Have you ever noticed yourself simply gazing or staring at some spot on the floor or wall or ceiling? Have you noticed yourself looking away or up or somewhere else when really thinking about something you are saying or want to say, particularly when the subject is loaded emotionally? As a therapist, I notice this all the time. Clients often become unnecessarily self-conscious about it and force themselves to make eye contact with me. While their gaze continues to drift back to these spots, they do not allow themselves to hold the spot. What they don’t realize is that rather than avoiding eye contact, they are intuitively helping themselves to process by accessing deep neural connections and memories in the subcortical brain.
One child declared “it is awesome” as he progressed from anger to happiness in just five minutes. An adult client was wowed in her brief introduction to Brainspotting, saying, “this really works” and “this is spooky”.
What is Brainspotting and what does it treat?
Brainspotting is a therapeutic technique for processing traumas, negative cognitions, difficult emotions, and upsetting events by focusing your visual field on a spot that stimulates processing. It is a “physiological approach with psychological consequences” that allows us to access our self-healing potential via bypassing the thinking of the neocortex and “promotes organization and integration through coalescence of hitherto separated information files”; “a Brainspot is a stored oculomotor orientation to a traumatic experience which has failed to integrate” (Corrigan & Grand 2013). Brainspotting was developed out of EMDR, discovered (as all the best therapeutic theories and techniques are) by paying attention to clients. It is also related to sensorimotor psychotherapy, somatic experiencing, lifespan integration, mindfulness, and even internal family systems therapies.
Why choose Brainspotting?
It is considered a process that provides deeper and accelerated resolutions that are more powerful and comprehensive that other techniques, including EMDR.
90% of clients have shown significant improvement in just three sessions (Hildebrand et al., 2014).
While Brainspotting can sound and feel like magic, there is a lot of science behind it.

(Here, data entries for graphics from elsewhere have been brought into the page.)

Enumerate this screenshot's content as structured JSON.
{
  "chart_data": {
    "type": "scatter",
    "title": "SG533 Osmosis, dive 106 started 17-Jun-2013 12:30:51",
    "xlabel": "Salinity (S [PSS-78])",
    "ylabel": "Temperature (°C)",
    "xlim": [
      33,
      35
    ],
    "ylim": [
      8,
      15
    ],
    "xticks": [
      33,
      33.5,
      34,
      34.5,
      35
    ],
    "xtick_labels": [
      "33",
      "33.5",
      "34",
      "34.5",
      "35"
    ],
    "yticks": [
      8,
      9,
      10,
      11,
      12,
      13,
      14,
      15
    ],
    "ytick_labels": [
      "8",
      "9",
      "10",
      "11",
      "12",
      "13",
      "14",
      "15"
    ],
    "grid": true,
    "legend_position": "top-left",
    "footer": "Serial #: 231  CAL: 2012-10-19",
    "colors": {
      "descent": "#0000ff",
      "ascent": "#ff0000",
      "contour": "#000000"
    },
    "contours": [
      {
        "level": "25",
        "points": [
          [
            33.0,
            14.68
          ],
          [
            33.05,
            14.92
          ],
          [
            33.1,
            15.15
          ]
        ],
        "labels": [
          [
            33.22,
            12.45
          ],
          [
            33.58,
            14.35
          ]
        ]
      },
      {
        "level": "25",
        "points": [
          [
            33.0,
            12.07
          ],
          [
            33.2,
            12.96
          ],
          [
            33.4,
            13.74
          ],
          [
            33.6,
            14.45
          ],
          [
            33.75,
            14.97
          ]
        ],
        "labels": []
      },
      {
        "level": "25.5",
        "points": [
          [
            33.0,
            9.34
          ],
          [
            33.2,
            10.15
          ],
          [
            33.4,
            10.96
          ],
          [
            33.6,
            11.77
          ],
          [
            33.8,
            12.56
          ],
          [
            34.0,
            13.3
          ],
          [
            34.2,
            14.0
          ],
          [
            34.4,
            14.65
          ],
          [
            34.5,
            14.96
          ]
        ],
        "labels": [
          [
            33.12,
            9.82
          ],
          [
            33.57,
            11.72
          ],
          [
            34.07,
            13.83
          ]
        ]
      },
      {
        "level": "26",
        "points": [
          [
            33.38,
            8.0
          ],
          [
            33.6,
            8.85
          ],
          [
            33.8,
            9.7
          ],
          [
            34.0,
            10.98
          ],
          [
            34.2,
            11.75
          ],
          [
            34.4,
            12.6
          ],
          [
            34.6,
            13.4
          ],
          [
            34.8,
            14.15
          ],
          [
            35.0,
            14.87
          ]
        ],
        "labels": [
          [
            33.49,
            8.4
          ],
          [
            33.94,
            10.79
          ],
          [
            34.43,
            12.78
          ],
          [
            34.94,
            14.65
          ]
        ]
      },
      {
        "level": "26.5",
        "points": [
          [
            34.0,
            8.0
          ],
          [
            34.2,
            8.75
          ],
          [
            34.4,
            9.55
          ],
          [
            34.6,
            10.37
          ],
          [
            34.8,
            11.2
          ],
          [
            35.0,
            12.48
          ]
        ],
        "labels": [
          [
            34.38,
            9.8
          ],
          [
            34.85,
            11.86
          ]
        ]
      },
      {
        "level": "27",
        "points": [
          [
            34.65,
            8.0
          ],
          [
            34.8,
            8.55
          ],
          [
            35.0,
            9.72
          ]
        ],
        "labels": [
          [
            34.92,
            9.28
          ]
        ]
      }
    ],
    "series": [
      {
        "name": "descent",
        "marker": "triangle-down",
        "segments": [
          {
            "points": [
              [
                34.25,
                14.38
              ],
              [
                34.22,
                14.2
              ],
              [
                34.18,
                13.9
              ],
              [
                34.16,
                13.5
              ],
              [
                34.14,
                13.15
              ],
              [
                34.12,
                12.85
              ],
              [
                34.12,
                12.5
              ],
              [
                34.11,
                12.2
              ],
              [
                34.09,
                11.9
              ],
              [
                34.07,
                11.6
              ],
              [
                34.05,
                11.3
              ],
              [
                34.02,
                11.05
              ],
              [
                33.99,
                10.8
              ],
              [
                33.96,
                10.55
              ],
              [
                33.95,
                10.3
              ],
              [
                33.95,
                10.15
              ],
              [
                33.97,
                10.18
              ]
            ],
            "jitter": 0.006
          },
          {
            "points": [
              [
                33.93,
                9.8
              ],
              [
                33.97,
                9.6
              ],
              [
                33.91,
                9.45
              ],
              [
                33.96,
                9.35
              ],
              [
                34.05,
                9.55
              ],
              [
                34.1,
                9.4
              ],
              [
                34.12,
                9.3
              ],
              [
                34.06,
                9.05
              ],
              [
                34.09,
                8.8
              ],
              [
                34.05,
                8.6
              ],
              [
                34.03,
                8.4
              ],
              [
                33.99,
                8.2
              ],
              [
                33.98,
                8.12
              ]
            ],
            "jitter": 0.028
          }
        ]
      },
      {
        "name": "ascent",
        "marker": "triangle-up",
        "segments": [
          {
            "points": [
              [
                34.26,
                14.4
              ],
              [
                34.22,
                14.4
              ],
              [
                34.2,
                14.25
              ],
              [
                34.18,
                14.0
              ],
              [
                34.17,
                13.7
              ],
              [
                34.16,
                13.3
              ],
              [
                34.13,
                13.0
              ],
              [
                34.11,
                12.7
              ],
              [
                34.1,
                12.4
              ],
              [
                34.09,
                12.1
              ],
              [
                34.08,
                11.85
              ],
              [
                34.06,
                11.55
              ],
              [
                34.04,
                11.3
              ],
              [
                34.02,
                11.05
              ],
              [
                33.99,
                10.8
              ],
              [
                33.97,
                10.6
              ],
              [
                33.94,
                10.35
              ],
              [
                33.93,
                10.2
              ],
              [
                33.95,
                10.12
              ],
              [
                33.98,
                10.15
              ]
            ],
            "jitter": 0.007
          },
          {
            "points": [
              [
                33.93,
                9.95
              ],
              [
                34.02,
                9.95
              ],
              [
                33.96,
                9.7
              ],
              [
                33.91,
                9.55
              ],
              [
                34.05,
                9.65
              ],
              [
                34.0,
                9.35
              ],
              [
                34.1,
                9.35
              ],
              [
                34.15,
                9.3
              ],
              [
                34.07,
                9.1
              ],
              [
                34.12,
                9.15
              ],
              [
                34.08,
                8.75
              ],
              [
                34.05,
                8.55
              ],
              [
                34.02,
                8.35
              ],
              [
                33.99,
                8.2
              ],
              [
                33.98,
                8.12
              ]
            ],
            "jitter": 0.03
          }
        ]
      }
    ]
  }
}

I have always loved neuropsychology and studied it just because I loved it, although I won’t likely be able to name all of the many parts of the brain involved in Brainspotting.
Who doesn’t want to feel like Wolverine and discover the confidence of knowing you have the capability to heal yourself?
You can talk as much or as little as you want to; you do not have to share your trauma with the therapist for it to be beneficial to you.
I also very much appreciate that it is an “open, integrative, ever-evolving model” and the humility of the founder David Grand, Ph.D.
In addition, I chose to study Brainspotting rather than EMDR because it is appropriate for more clients, particularly those who can be overstimulated; it is flexible allowing us to find the specific iteration of Brainspotting that works best for you.
Who is Brainspotting for?
You. David Grand who discovered Brainspotting says it can benefit anyone with an active nervous system. It can be used with children and adults, those with deep trauma and those experiencing negative thoughts. It is for those people who feel stuck in therapy, people who want to make progress quickly, and those who are easily overwhelmed. One complaint against EMDR is that it can be too stimulating for some. With Brainspotting, there are more options for resourcing and controlling the intensity of processing. I work with many adoptees - adults and children - and others who have experienced developmental and relational trauma, and I believe Brainspotting is the more appropriate “power therapy” for these individuals. Brainspotting can help with any of these:
- Developmental Trauma
- Relationship Pain
- Grief and Loss
- Anxiety and Phobias
- Improving Performance
- Anger Management
- Negative Self-assessment
How do I use Brainspotting?
Brainspotting can be used as an add-on to your current therapy or as your sole therapy. During the Brainspotting process, you can talk as much or as little as you want to; you do not have to share your trauma with the therapist for it to be beneficial to you. If you are currently working with a therapist, I am happy to share information with them at your request.